During the war, some commercial galleries stayed open and continued to show work by contemporary artists, whilst more traditional work from the Royal Academy summer exhibitions toured the provinces under the auspices of CEMA. However, the proliferation of exhibitions aimed beyond the world of the connoisseur and patron was largely the responsibility of government departments and other non-commercial institutions. Within the labyrinthine structure of the Ministry of Information were its Displays and Exhibitions Division and the War Artists’ Advisory Committee (WAAC), as well as branches producing photographic and graphic material and film. Initially, the MoI, tasked with censorship, propaganda, and public morale, was a decidedly disorganised organisation. Perhaps for this reason, it was able to accommodate individual ‘pet projects’, such as Sir Kenneth Clark’s War Artists’ Advisory Committee, or the interest in good modern design of people like Frank Pick, formerly of London Transport , and the two men initially in charge of the Exhibitions Division, Milner Gray and Misha Black. Later in the war, however, this creative chaos was replaced by tighter administrative controls and a much more bureaucratic structure.

Milner Gray headed the Exhibitions Division until November 1941 and continued as Head of the Creative Section until the re-organisation of 1943, when he was replaced by someone with a background in advertising in the retail sector, whose attitude was that:
the section will no longer be dominated by pure design mentality … [and] will bring to the Division’s work a good quality advertising judgment and practice as opposed to mere high level design capacity; I am expecting a considerable improvement in output as well, as a result of effective management instead of the previous situation in which designers were allowed to do as they liked.
This is a particularly surprising remark as Gray and Black ran a successful practice before the war which included both display and advertising work of a high standard, and a large number of displays and exhibitions had already been produced by the Division, often at short notice. This leads to the conclusion that it was the nature of the design work they carried out for Mol which was at issue.

With this in mind, it may not have been a coincidence that Kallmann’s article, which praised the work of the Exhibitions Division under Gray, came out at almost the same time that Gray was dismissed. Misha Black, already an acknowledged authority on exhibition architecture, whom Gray chose as his assistant, had worked with Gray before the war in the Industrial Design Partnership. In the latter part of 1939 the partnership had responded to the invitation from Art and Industry to ‘state their wartime case’ in the following words:

The urgent need will very soon be apparent for instructive information to the British Public to help them to readjust themselves to new conditions…The small portable exhibition in its various forms designed by artists who are best qualified to tell a story graphically and with economy would prove to be one useful remedy.

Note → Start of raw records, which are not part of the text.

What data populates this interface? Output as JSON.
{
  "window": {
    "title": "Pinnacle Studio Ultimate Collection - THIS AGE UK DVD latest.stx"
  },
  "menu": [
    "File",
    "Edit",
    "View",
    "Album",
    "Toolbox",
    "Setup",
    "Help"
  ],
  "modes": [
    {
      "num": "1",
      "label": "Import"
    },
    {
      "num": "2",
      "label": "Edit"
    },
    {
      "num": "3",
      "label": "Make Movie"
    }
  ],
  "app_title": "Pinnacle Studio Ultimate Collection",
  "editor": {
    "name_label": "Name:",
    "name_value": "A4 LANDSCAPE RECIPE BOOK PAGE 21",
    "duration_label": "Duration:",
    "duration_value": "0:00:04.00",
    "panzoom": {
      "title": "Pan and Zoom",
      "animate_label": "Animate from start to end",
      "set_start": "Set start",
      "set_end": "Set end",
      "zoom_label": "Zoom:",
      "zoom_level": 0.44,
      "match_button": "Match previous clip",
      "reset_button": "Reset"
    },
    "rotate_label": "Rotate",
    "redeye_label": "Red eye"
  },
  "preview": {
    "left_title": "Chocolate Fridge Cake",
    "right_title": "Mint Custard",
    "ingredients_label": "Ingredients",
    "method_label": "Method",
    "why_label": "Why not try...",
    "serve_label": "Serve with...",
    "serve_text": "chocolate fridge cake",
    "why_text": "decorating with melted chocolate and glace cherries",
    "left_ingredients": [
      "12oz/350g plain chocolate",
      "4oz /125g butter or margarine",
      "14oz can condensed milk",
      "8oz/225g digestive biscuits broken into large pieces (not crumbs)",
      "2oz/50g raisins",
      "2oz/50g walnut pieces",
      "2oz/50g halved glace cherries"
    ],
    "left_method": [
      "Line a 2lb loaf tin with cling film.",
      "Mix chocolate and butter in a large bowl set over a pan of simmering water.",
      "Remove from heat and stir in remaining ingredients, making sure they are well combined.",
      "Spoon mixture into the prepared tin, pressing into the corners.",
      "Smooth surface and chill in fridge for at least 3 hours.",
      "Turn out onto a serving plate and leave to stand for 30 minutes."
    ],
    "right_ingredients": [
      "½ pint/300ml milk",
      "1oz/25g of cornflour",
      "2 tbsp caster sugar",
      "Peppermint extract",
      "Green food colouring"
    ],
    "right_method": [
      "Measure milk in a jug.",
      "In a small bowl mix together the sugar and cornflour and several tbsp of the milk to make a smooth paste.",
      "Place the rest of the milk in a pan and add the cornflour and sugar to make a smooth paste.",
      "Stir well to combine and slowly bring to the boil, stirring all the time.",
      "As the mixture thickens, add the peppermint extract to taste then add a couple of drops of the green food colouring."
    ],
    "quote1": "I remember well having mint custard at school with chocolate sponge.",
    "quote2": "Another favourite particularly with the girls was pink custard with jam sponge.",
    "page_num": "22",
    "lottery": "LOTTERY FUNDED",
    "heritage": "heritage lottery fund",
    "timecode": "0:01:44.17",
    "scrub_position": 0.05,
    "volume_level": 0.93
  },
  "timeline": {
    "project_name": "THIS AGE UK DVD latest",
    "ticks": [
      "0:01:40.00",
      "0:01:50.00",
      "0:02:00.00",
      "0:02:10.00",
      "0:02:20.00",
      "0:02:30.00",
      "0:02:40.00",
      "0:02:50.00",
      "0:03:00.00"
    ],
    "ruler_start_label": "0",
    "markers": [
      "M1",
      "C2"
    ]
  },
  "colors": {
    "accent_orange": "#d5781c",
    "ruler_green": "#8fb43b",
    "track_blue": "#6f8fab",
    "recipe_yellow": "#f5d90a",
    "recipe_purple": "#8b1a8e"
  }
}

This emphasis on the need to employ specialised artists and designers in state-sponsored schemes is reiterated in many documents of the time. An early paper on an MoI file, A Note on Exhibition Technique by A G Highet, was based on the writer’s pre-war Post 0ffice experience, and may well have influenced the formulation of MoI policy:

Selection of the designer is … of importance, but hardly more so than selection of the individual commissioning him. If the latter has what may be described as a ‘bridescake’ mind, a piece of confectionery will be produced ... [which] will be an anachronism in these days of simplification of line and of structures which look fit for their purpose, and the viewer will depart with the almost ineradicable impression that the department responsible is behind the times.
Highet’s use of the phrases ‘simplification of line’ and ‘’fit for their purpose’ exemplifies the way that support for modern art, architecture and design could be implied rather than declared in the language used.